I witnessed my character being underestimated several times in my life.  Either that or I was brushed off as not having any character at all.  How wrong you were!  This assessment was based on what?  I admit I have been opinionated about issues to you and have since learned I was wrong on some counts, however, not on all.  Having trust in and respect for someone is valuable, but not necessarily valued.  I respected and valued you!  Yet a blame of some kind was aimed at me.  I was pushed aside and disrespected though I poured out my heart and my whole being on the altar of "The calling".  I will not apologize for taking you at your word, nor will I bow to that horrid monster of flesh that tried to rule over me back then.  It was evil and cruel what was done to me. Why?  What did I do to deserve such treatment? You were too much of a coward to face your own demons - so much so that you blamed me for them and let me take the punishment.  All the while you spoke of grace to others.  Well - I took all of the garbage you threw at me and passed it on up to Someone much bigger than I. "I take the blame" I heard when I prayed. Though it was obvious you wished evil upon me and for a while I wished the same for you in return, that is not the case anymore.  It hasn't been the case for many years now.  I realized that it wasn't me at all.  I have no regrets!  I was healed because of the realization that I know I obeyed God!  I know I loved with all my heart!  I know that I gave, I stayed, and I was faithful to what I know I was supposed to do.  Did I have faults. Yes!  Did I make mistakes?  Yes, definitely.  You may never hear my heart and I don't really care anymore.  I blessed you and sacrificed for you, but it was too hard for you to give in return - you didn't realize that by withholding you cheated yourself out of so much! I offered you the cup of my life and you drank it down not offering yours in return, but you were robbed!  I know there are things that were "installed" in my experience and in my being that was meant to bring life to you and vice-versa.

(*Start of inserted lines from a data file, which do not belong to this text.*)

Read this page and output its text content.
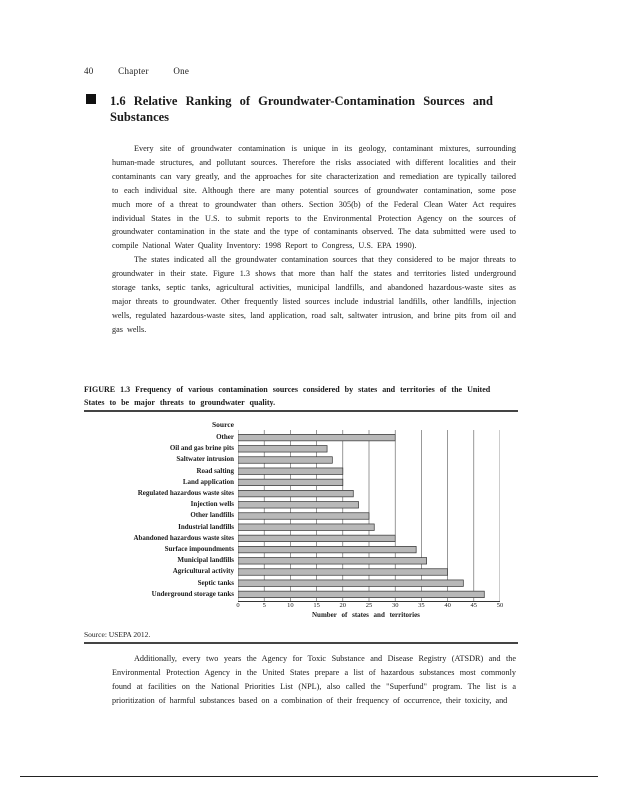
40	Chapter	One
1.6 Relative Ranking of Groundwater-Contamination Sources and Substances

Every site of groundwater contamination is unique in its geology, contaminant mixtures, surrounding human-made structures, and pollutant sources. Therefore the risks associated with different localities and their contaminants can vary greatly, and the approaches for site characterization and remediation are typically tailored to each individual site. Although there are many potential sources of groundwater contamination, some pose much more of a threat to groundwater than others. Section 305(b) of the Federal Clean Water Act requires individual States in the U.S. to submit reports to the Environmental Protection Agency on the sources of groundwater contamination in the state and the type of contaminants observed. The data submitted were used to compile National Water Quality Inventory: 1998 Report to Congress, U.S. EPA 1990).

The states indicated all the groundwater contamination sources that they considered to be major threats to groundwater in their state. Figure 1.3 shows that more than half the states and territories listed underground storage tanks, septic tanks, agricultural activities, municipal landfills, and abandoned hazardous-waste sites as major threats to groundwater. Other frequently listed sources include industrial landfills, other landfills, injection wells, regulated hazardous-waste sites, land application, road salt, saltwater intrusion, and brine pits from oil and gas wells.

FIGURE 1.3 Frequency of various contamination sources considered by states and territories of the United States to be major threats to groundwater quality.
Source
Other
Oil and gas brine pits
Saltwater intrusion
Road salting
Land application
Regulated hazardous waste sites
Injection wells
Other landfills
Industrial landfills
Abandoned hazardous waste sites
Surface impoundments
Municipal landfills
Agricultural activity
Septic tanks
Underground storage tanks
0	5	10	15	20	25	30	35	40	45	50
Number of states and territories
Source: USEPA 2012.

Additionally, every two years the Agency for Toxic Substance and Disease Registry (ATSDR) and the Environmental Protection Agency in the United States prepare a list of hazardous substances most commonly found at facilities on the National Priorities List (NPL), also called the "Superfund" program. The list is a prioritization of harmful substances based on a combination of their frequency of occurrence, their toxicity, and
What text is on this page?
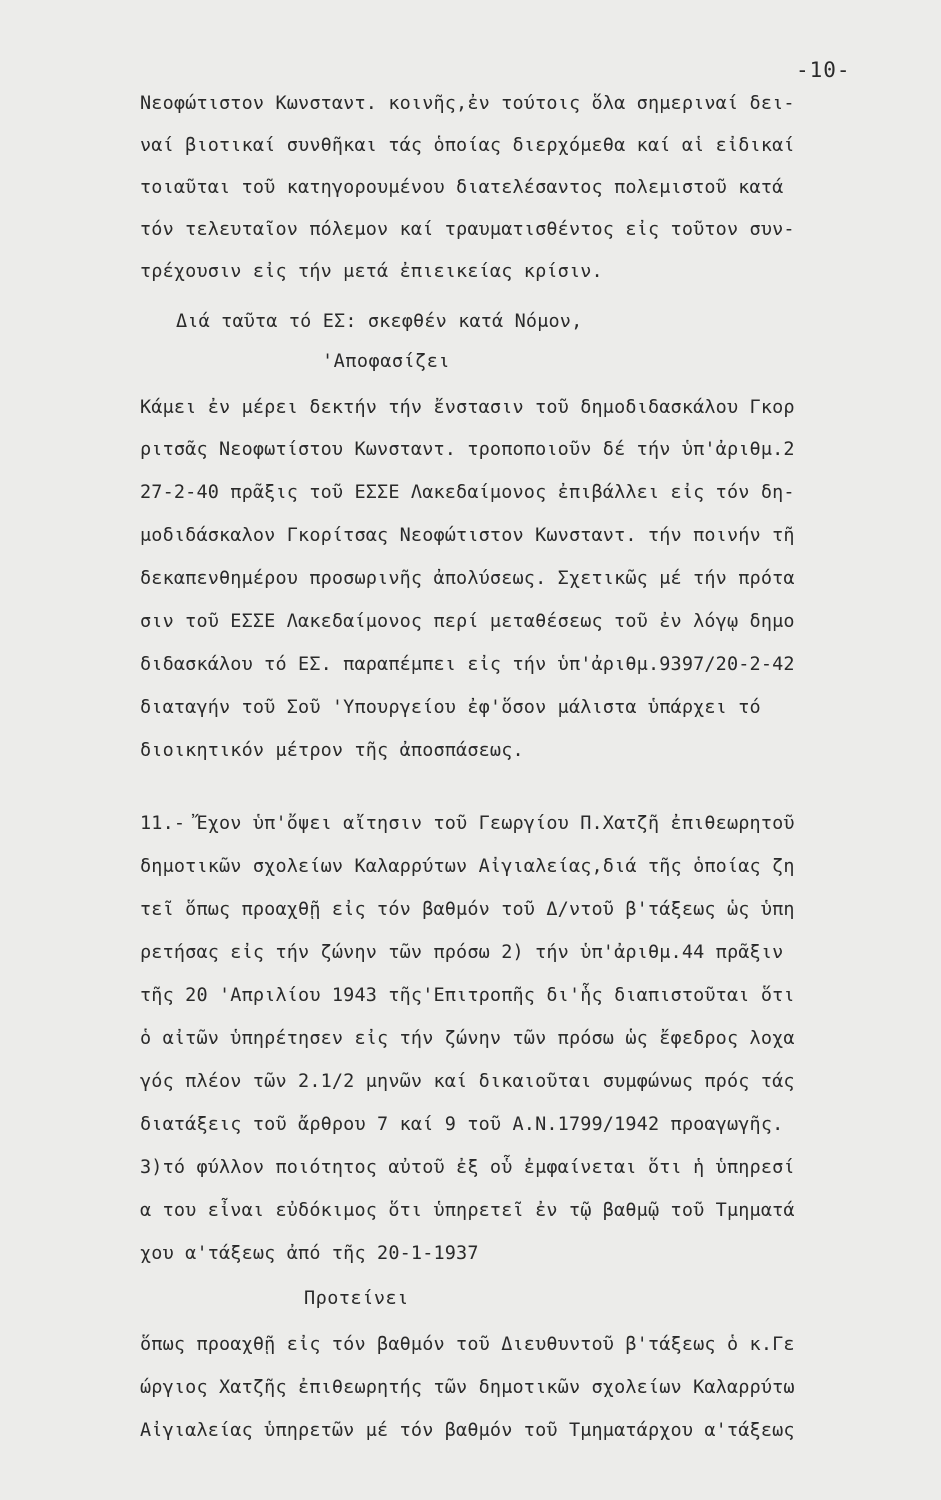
-10-
Νεοφώτιστον Κωνσταντ. κοινῆς,ἐν τούτοις ὅλα σημεριναί δει-
ναί βιοτικαί συνθῆκαι τάς ὁποίας διερχόμεθα καί αἱ εἰδικαί
τοιαῦται τοῦ κατηγορουμένου διατελέσαντος πολεμιστοῦ κατά
τόν τελευταῖον πόλεμον καί τραυματισθέντος εἰς τοῦτον συν-
τρέχουσιν εἰς τήν μετά ἐπιεικείας κρίσιν.
Διά ταῦτα τό ΕΣ: σκεφθέν κατά Νόμον,
'Αποφασίζει
Κάμει ἐν μέρει δεκτήν τήν ἔνστασιν τοῦ δημοδιδασκάλου Γκορ
ριτσᾶς Νεοφωτίστου Κωνσταντ. τροποποιοῦν δέ τήν ὑπ'ἀριθμ.2
27-2-40 πρᾶξις τοῦ ΕΣΣΕ Λακεδαίμονος ἐπιβάλλει εἰς τόν δη-
μοδιδάσκαλον Γκορίτσας Νεοφώτιστον Κωνσταντ. τήν ποινήν τῆ
δεκαπενθημέρου προσωρινῆς ἀπολύσεως. Σχετικῶς μέ τήν πρότα
σιν τοῦ ΕΣΣΕ Λακεδαίμονος περί μεταθέσεως τοῦ ἐν λόγῳ δημο
διδασκάλου τό ΕΣ. παραπέμπει εἰς τήν ὑπ'ἀριθμ.9397/20-2-42
διαταγήν τοῦ Σοῦ 'Υπουργείου ἐφ'ὅσον μάλιστα ὑπάρχει τό
διοικητικόν μέτρον τῆς ἀποσπάσεως.
11.- Ἔχον ὑπ'ὄψει αἴτησιν τοῦ Γεωργίου Π.Χατζῆ ἐπιθεωρητοῦ
δημοτικῶν σχολείων Καλαρρύτων Αἰγιαλείας,διά τῆς ὁποίας ζη
τεῖ ὅπως προαχθῇ εἰς τόν βαθμόν τοῦ Δ/ντοῦ β'τάξεως ὡς ὑπη
ρετήσας εἰς τήν ζώνην τῶν πρόσω 2) τήν ὑπ'ἀριθμ.44 πρᾶξιν
τῆς 20 'Απριλίου 1943 τῆς'Επιτροπῆς δι'ἧς διαπιστοῦται ὅτι
ὁ αἰτῶν ὑπηρέτησεν εἰς τήν ζώνην τῶν πρόσω ὡς ἔφεδρος λοχα
γός πλέον τῶν 2.1/2 μηνῶν καί δικαιοῦται συμφώνως πρός τάς
διατάξεις τοῦ ἄρθρου 7 καί 9 τοῦ Α.Ν.1799/1942 προαγωγῆς.
3)τό φύλλον ποιότητος αὐτοῦ ἐξ οὗ ἐμφαίνεται ὅτι ἡ ὑπηρεσί
α του εἶναι εὐδόκιμος ὅτι ὑπηρετεῖ ἐν τῷ βαθμῷ τοῦ Τμηματά
χου α'τάξεως ἀπό τῆς 20-1-1937
Προτείνει
ὅπως προαχθῇ εἰς τόν βαθμόν τοῦ Διευθυντοῦ β'τάξεως ὁ κ.Γε
ώργιος Χατζῆς ἐπιθεωρητής τῶν δημοτικῶν σχολείων Καλαρρύτω
Αἰγιαλείας ὑπηρετῶν μέ τόν βαθμόν τοῦ Τμηματάρχου α'τάξεως
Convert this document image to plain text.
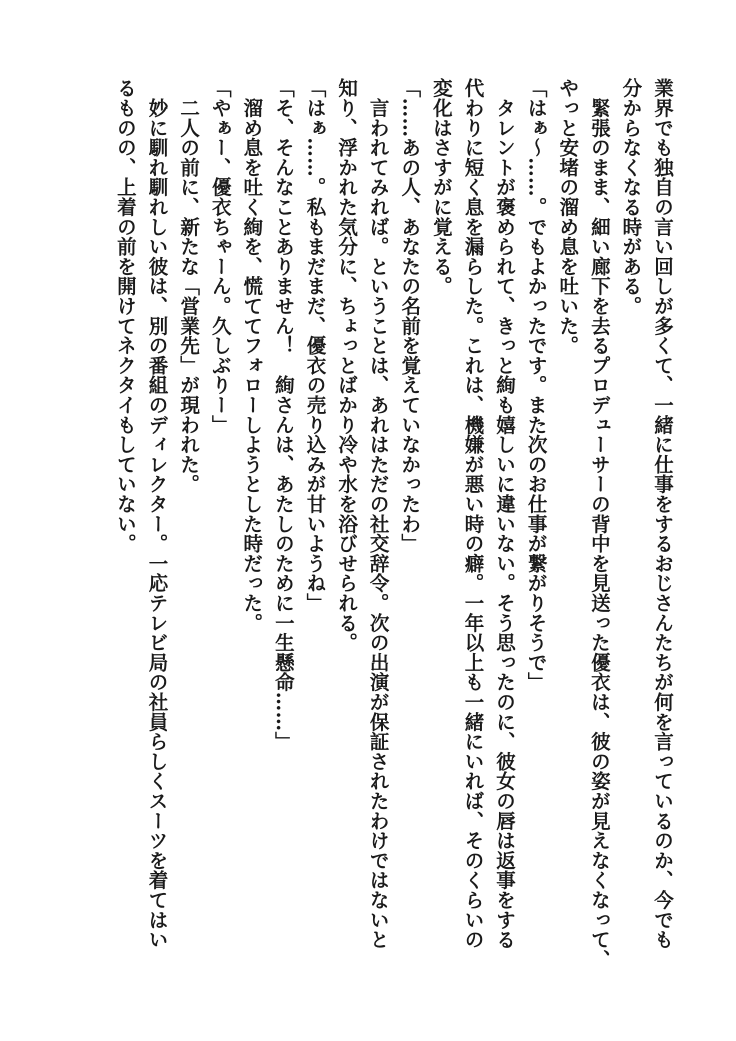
業界でも独自の言い回しが多くて、一緒に仕事をするおじさんたちが何を言っているのか、今でも

分からなくなる時がある。

　緊張のまま、細い廊下を去るプロデューサーの背中を見送った優衣は、彼の姿が見えなくなって、

やっと安堵の溜め息を吐いた。

「はぁ〜……。でもよかったです。また次のお仕事が繋がりそうで」

　タレントが褒められて、きっと絢も嬉しいに違いない。そう思ったのに、彼女の唇は返事をする

代わりに短く息を漏らした。これは、機嫌が悪い時の癖。一年以上も一緒にいれば、そのくらいの

変化はさすがに覚える。

「……あの人、あなたの名前を覚えていなかったわ」

　言われてみれば。ということは、あれはただの社交辞令。次の出演が保証されたわけではないと

知り、浮かれた気分に、ちょっとばかり冷や水を浴びせられる。

「はぁ……。私もまだまだ、優衣の売り込みが甘いようね」

「そ、そんなことありません！　絢さんは、あたしのために一生懸命……」

　溜め息を吐く絢を、慌ててフォローしようとした時だった。

「やぁー、優衣ちゃーん。久しぶりー」

　二人の前に、新たな「営業先」が現われた。

　妙に馴れ馴れしい彼は、別の番組のディレクター。一応テレビ局の社員らしくスーツを着てはい

るものの、上着の前を開けてネクタイもしていない。
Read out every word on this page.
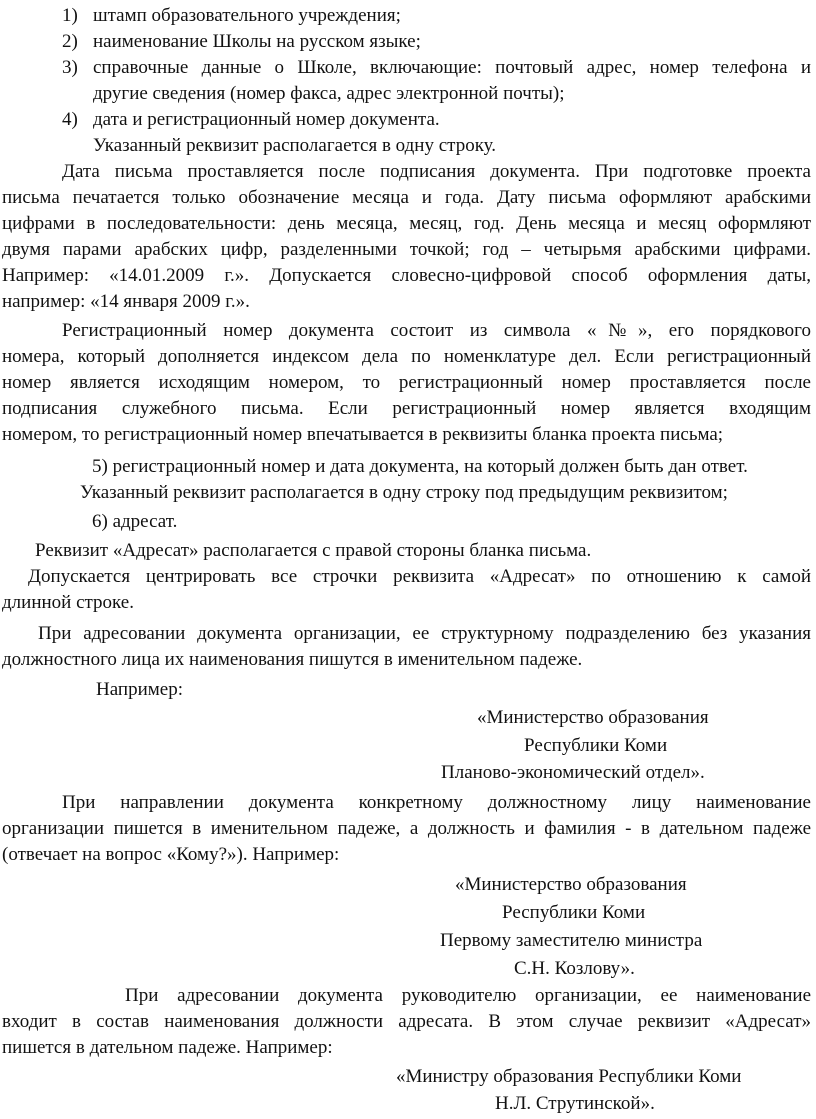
1) штамп образовательного учреждения;
2) наименование Школы на русском языке;
3) справочные данные о Школе, включающие: почтовый адрес, номер телефона и
другие сведения (номер факса, адрес электронной почты);
4) дата и регистрационный номер документа.
Указанный реквизит располагается в одну строку.
Дата письма проставляется после подписания документа. При подготовке проекта
письма печатается только обозначение месяца и года. Дату письма оформляют арабскими
цифрами в последовательности: день месяца, месяц, год. День месяца и месяц оформляют
двумя парами арабских цифр, разделенными точкой; год – четырьмя арабскими цифрами.
Например: «14.01.2009 г.». Допускается словесно-цифровой способ оформления даты,
например: «14 января 2009 г.».
Регистрационный номер документа состоит из символа «№», его порядкового
номера, который дополняется индексом дела по номенклатуре дел. Если регистрационный
номер является исходящим номером, то регистрационный номер проставляется после
подписания служебного письма. Если регистрационный номер является входящим
номером, то регистрационный номер впечатывается в реквизиты бланка проекта письма;
5) регистрационный номер и дата документа, на который должен быть дан ответ.
Указанный реквизит располагается в одну строку под предыдущим реквизитом;
6) адресат.
Реквизит «Адресат» располагается с правой стороны бланка письма.
Допускается центрировать все строчки реквизита «Адресат» по отношению к самой
длинной строке.
При адресовании документа организации, ее структурному подразделению без указания
должностного лица их наименования пишутся в именительном падеже.
Например:
«Министерство образования
Республики Коми
Планово-экономический отдел».
При направлении документа конкретному должностному лицу наименование
организации пишется в именительном падеже, а должность и фамилия - в дательном падеже
(отвечает на вопрос «Кому?»). Например:
«Министерство образования
Республики Коми
Первому заместителю министра
С.Н. Козлову».
При адресовании документа руководителю организации, ее наименование
входит в состав наименования должности адресата. В этом случае реквизит «Адресат»
пишется в дательном падеже. Например:
«Министру образования Республики Коми
Н.Л. Струтинской».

I was told that even if that person said they were sorry that it probably would not be enough.  I've chewed on that for a few years now. Truth is, it probably wouldn't!  Though there were times when I felt you were close to apologizing - it never came my way.  Something would have been nice! Something directly addressing the hurt and loss honestly - that showed thoughtfulness and repentance.  I think it would have made such a big difference over the years if you had just made it point to not be a jerk when dealing with me! There were so many times it was just a little thing and you robbed me of the enjoyment because of your selfishness.  You had to be hateful to maintain your current image?  Image...the outward appearance to cover an inward stinking pile (in your case).  I will admit, there are times and seasons when I am angry all over again - certain reminders of what was lost just makes me shake my head in anger, but it doesn't last and once again I give it back to the Lord until it goes away.  I trust Him and know that God has a plan to make things right once again, some day.    
I don't miss you like I used to.  I don't dream about you or long for you like I once did.  
I know I have forgiven you.  I am not where I was back then and I am thankful for it.